ON A QUIET country road winding down to the shore of the Bay of Quinte sits a structure unique to the area and, in many ways, the world.
Christ Church, Her Majesty’s Chapel Royal of the Mohawk, is of great historical significance to the Mohawk people and to the colonial history of Canada, explains Chief R. Donald Maracle on a rainy Monday afternoon. It is one of only six Royal chapels outside the United Kingdom, and one of two in Canada (the other is Her Majesty’s Royal Chapel of the Mohawks near Brantford, Ontario). It was designated a National Historic Site in 1995 and still hosts a congregation for worship and fellowship every Sunday morning in addition to being an open space for special events, tours, and concerts.
Christ Church was built by the Mohawks themselves in a simplified Gothic Revival style in 1843. Religion and a deep belief in God was not foreign to the Mohawk people. Entrenched in the Long House tradition was a great reverence for the Creator and for the gift of life. Pursuit of peace, democracy, and the realization of good and evil made it easy for the Mohawk people to accept Christianity.
There is a wealth of history around Christ Church as it relates to the American Revolution. Many Mohawk people, as military allies of the British Crown throughout the revolution, were proud of their status and designation as United Empire Loyalists. While Loyalists settled around the Bay of Quinte and in Prince Edward County, Mohawks who were relocated from their indigenous lands were provided lands in what is now Tyendinaga Mohawk Territory; they were known from then on as the Mohawks of the Bay of Quinte. After the revolution, Mohawks continued to volunteer alongside His Majesty’s troops in unprecedented numbers in comparison to their population during the War of 1812, the Great War, and the Second World War.

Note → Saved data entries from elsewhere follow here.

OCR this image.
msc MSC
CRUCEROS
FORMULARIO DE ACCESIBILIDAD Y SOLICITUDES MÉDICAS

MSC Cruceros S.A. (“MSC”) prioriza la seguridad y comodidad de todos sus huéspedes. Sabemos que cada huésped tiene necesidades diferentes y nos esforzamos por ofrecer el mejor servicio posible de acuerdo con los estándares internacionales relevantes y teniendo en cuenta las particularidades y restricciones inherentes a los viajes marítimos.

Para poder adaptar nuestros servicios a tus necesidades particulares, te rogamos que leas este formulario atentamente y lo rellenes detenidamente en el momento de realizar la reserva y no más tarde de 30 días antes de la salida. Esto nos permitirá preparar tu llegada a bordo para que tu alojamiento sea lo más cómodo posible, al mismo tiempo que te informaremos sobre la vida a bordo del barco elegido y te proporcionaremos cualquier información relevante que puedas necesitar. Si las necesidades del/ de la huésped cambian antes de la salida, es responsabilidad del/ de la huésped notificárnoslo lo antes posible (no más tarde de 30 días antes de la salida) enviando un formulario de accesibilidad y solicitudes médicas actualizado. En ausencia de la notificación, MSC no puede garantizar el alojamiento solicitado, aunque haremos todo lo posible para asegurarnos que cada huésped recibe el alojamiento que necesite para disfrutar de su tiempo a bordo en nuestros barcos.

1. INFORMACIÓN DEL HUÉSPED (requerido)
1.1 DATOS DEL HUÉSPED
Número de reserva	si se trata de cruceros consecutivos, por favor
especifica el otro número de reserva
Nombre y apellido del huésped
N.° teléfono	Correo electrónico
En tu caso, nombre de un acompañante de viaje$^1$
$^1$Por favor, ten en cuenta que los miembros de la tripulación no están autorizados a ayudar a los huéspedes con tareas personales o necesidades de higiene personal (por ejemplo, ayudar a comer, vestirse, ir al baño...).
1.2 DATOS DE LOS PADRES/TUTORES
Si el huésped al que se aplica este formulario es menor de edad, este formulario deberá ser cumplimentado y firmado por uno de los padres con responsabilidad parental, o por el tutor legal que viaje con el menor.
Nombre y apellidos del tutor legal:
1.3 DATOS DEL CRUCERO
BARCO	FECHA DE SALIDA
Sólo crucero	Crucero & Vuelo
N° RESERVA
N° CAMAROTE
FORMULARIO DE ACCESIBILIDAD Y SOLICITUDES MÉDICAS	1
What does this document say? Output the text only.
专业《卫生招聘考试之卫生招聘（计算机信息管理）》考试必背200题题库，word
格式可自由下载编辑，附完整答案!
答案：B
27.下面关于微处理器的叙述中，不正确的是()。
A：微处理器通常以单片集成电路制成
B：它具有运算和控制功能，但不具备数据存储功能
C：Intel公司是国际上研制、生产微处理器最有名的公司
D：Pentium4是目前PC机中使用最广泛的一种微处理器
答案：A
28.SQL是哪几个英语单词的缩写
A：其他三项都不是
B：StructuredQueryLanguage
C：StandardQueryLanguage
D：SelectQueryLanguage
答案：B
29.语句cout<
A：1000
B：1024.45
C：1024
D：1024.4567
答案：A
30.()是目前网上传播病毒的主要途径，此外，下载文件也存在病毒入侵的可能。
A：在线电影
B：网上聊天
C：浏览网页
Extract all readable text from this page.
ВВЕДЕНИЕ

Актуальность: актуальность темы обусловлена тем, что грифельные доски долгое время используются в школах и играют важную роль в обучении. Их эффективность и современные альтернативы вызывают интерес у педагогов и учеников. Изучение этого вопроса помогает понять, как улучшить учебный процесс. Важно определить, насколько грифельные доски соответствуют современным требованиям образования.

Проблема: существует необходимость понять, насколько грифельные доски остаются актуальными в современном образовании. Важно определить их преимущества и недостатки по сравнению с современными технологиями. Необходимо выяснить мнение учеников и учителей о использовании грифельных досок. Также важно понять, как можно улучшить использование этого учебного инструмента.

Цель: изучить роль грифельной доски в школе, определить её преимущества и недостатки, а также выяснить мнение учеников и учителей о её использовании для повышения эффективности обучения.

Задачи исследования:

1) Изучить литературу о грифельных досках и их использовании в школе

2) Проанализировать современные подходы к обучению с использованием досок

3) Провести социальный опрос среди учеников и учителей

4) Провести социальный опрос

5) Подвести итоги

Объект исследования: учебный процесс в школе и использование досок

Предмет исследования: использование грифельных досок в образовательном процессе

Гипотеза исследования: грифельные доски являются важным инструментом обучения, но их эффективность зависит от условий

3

When inside the Chapel, it is hard to miss the attention to detail with which this structure was built and just as importantly restored and maintained by the members of the Christ Church Chapel Royal Restoration Committee. Pictured above from left are: Shirley A. Maracle, Charles Maracle, Edith Green, Chief R. Donald Maracle, Wilma E. Maracle and Elmer Maracle. Absent members are: Dan Whalen, Delores Maracle-Whalen and Gail Clement.
The ceiling is a sight to see with 18 Karat gold stars signifying the celestial heavens and the rare, 1-manual, 7-rank Karn Warren organ with a print depicting St. Kateri Tekakwitha — the first Native American to be recognized as a saint by the Catholic Church. Royal Gifts are on display at the Church and include a triptych of The Apostles Creed, The Ten Commandments, and The Lord’s Prayer in the Mohawk Language, as well as a bell given by King George III. Coat of arms given by King George V, communion chalice given by Queen Elizabeth II and the historic Queen Anne Communion Silver.
The chapel also houses a memorial window given by Dr. Oronhyateka, one of the earliest academically accredited Native American medical doctors, a graduate of the University of Toronto and Oxford University in England. The doctor is buried at the Royal Chapel.
Rooted in history and a pillar in the community, the Christ Church is a stunning and unique place to worship and explore.